A simultaneous bullet of unknown origin hit the lantern, which shattered. Flames flared, devoured the fuel, and then sputtered out.
Leaving the only light in the cave from the fissure above.
“Your aim is improving all the time, Captain,” Moncrieff taunted as he levered them farther into the shadows, to avoid the spotlight of sun.
“Do you really want those to be your last words, Moncrieff?”
Lorelai’s blood quickened at the unholy resonance of Ash’s voice slithering through the darkness of the cavern. It surrounded her, enveloping her in hope.
Two twin shadows appeared at the mouth of the cave, and dove in opposite directions as Moncrieff’s pistol flashed with another deafening shot.
“Be careful to let your bullets fly at me, I’ve a pretty shield.” Moncrieff lifted her more tightly against his vital organs. “Though I suppose she means less to you than I’d expected, seeing as you came for the treasure and left her to the flesh peddlers.”
Lorelai wanted to be more courageous, hated the tiny sound she made as his arm slid from her chest to her throat. She didn’t want Ash to remember her last sound being a whimper.

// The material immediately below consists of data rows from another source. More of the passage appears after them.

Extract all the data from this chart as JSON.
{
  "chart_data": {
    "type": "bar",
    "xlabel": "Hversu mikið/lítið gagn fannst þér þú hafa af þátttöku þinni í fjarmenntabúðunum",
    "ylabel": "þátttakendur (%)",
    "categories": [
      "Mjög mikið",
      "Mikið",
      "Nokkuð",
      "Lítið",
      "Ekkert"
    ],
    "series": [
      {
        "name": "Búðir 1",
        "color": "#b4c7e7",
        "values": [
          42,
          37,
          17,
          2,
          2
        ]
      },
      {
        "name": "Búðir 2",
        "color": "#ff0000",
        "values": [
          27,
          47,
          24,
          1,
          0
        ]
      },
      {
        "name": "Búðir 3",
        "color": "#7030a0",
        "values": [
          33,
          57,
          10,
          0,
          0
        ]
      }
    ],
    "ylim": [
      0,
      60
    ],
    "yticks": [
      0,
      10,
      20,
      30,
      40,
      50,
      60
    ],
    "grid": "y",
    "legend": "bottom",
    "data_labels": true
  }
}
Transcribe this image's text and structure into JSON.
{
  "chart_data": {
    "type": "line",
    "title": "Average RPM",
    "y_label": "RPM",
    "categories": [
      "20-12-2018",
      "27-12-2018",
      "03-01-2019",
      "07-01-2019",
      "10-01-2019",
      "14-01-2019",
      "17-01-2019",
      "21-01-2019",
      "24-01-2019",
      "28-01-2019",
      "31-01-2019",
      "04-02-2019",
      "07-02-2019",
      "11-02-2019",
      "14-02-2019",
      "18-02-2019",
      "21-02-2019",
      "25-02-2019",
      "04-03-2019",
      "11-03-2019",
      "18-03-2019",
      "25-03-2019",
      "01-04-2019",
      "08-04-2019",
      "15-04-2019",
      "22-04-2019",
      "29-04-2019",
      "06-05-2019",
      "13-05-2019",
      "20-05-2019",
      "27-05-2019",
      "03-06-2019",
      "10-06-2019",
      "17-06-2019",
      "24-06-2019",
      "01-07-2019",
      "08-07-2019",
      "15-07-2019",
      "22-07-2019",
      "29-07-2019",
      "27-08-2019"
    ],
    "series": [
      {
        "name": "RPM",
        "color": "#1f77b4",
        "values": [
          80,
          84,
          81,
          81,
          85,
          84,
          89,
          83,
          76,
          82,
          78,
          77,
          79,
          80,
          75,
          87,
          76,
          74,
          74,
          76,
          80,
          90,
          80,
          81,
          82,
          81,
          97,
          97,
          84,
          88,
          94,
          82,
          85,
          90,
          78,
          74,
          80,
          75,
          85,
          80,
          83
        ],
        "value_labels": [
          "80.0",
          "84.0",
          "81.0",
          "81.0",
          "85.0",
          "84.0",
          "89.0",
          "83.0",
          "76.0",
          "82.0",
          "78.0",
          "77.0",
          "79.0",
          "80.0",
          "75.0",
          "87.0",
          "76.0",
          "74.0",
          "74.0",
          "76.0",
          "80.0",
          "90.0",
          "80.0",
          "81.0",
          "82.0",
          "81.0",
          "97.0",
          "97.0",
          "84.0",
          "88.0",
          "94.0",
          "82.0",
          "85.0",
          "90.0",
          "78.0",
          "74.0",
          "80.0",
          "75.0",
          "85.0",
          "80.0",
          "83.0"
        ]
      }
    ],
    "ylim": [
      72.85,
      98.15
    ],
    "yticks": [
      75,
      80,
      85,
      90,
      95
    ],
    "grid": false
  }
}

“Let her go, Moncrieff.” Blackwell’s sinister command echoed from somewhere behind them.
“Give her to me,” Ash echoed Blackwell, while adding the caveat, “and I’ll let you have whatever else you find in this cave.”
“The cave is empty, you capricious bastard.” Moncrieff pulled the hammer back with an ominous click. “There’s no Claudius Cache here, as you can see. No Roman treasure worth a soldier’s weight in wealth.”